Miller grabbed 17 rebounds and scored four points in the final 10.8 seconds of overtime, and the Kings overcame the absence of three injured starters to beat the Golden State Warriors 111-107 on Wednesday night.
Mike Bibby had 17 points, 11 assists and nine rebounds as the Kings’ two remaining stars and their reserves hung on through a thrilling fourth quarter and overtime without Chris Webber, Peja Stojakovic and Cuttino Mobley.
Miller, who scored eight points in overtime, cut through the lane with a guard’s grace for the go-ahead layup. The two-time All-Star center went 14-for-22, scored 26 points after halftime and also made two heady plays on loose balls in the final seconds.
“We’ve been battling the last couple of weeks and haven’t had our full team together,” Miller said. “Everybody who’s still here has to step it up. We’ve got a lot of guys that can play on this team that people have never heard of. We take a lot of pride and still expect to win.”
Webber sat out for the third straight game with a sore left knee, while Stojakovic missed his fifth straight game because of back spasms. Mobley also sat out with back spasms, missing his first game since joining the Kings in a trade last month.
Jason Richardson scored 37 points for the Warriors, who lost for the 15th time in 16 games. Richardson was phenomenal in the Warriors’ sixth straight loss — but he missed two free throws with 5.3 seconds left in overtime, and Miller was fouled on the rebound.
“We lost the game because I missed two free throws,” Richardson said. “That’s what I wanted. I just didn’t knock down my free throws. I didn’t do my job. The game was in my hands.”
Miller made his free throws, then jumped to intercept the Warriors’ final pass as time expired. Webber, who wore street clothes and jokingly waved a Kings warmup top at Warriors fans during the final minutes, was among the Kings who congratulated him on the way off the court.
Darius Songaila had 18 points and 11 rebounds, falling just short of career highs in both categories. Maurice Evans added 15 points, also one shy of a career high, and Bibby fell one rebound short of his third career triple-double as each of Sacramento’s five starters played at least 43 minutes.

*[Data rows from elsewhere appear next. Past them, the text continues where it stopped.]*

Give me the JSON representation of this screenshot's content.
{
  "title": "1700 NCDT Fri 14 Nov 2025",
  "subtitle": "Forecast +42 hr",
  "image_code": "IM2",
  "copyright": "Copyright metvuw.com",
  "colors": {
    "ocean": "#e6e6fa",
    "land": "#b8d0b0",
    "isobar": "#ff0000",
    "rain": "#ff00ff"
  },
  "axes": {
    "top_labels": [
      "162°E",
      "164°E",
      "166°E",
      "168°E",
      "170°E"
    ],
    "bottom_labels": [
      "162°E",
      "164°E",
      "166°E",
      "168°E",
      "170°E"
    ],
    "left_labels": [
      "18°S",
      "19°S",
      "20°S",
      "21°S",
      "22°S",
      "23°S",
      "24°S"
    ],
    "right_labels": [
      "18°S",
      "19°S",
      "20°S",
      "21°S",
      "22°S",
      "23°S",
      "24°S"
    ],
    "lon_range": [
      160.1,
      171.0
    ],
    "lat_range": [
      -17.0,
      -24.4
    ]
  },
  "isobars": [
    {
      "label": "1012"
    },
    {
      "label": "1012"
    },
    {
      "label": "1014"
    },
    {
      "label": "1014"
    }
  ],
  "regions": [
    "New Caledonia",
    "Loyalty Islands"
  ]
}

“It’s tiring, but at the same time, it’s a lot of fun,” Songaila said.
With everyone exhausted in the second night of back-to-back games, Kings coach Rick Adelman relied on his starters and sat in a zone defense for much of the second half, trying to hang on. Thanks to Miller, it worked.
“All we talked about before the game is that it doesn’t matter if you’re short-handed,” Adelman said. “Our guys played really hard, especially when they jumped up on us in that overtime and it looked like it was over with.”
Sacramento’s last trip to Oakland was the lowest point of last season. The Kings lost to the Warriors in the final game of the regular season, blowing the Pacific Division title and the No. 2 seed in the playoffs with their sixth loss in nine games.
The Warriors also were without three regulars. Troy Murphy, the NBA’s fourth-leading rebounder, went on the injured list earlier in the day with a broken left thumb, while Speedy Claxton sat out his seventh game with a thigh bruise, and Cliff Robinson began his five-game suspension for violating the league’s drug policy.
“We just can’t get a play at the end of a game,” coach Mike Montgomery said. “We have to be more disciplined. We have to know how to win. That’s something we’ve got to learn.”
Mike Dunleavy had 18 points, and Derek Fisher added 16 for the Warriors, but they combined for 14-of-35 shooting.
Neither team scored in the final 1:08 of regulation after Matt Barnes’ tying layup. Richardson couldn’t get open for a good shot on the Warriors’ final possession, and Miller missed an awkward leaning jumper at the buzzer.
Notes: Despite thousands of visiting Kings supporters, the Arena was 2,000 fans short of a sellout. … Warriors C Adonal Foyle went crashing into the courtside seats in pursuit of a loose ball, breaking a female fan’s necklace and landing on a kid wearing a Kings hat.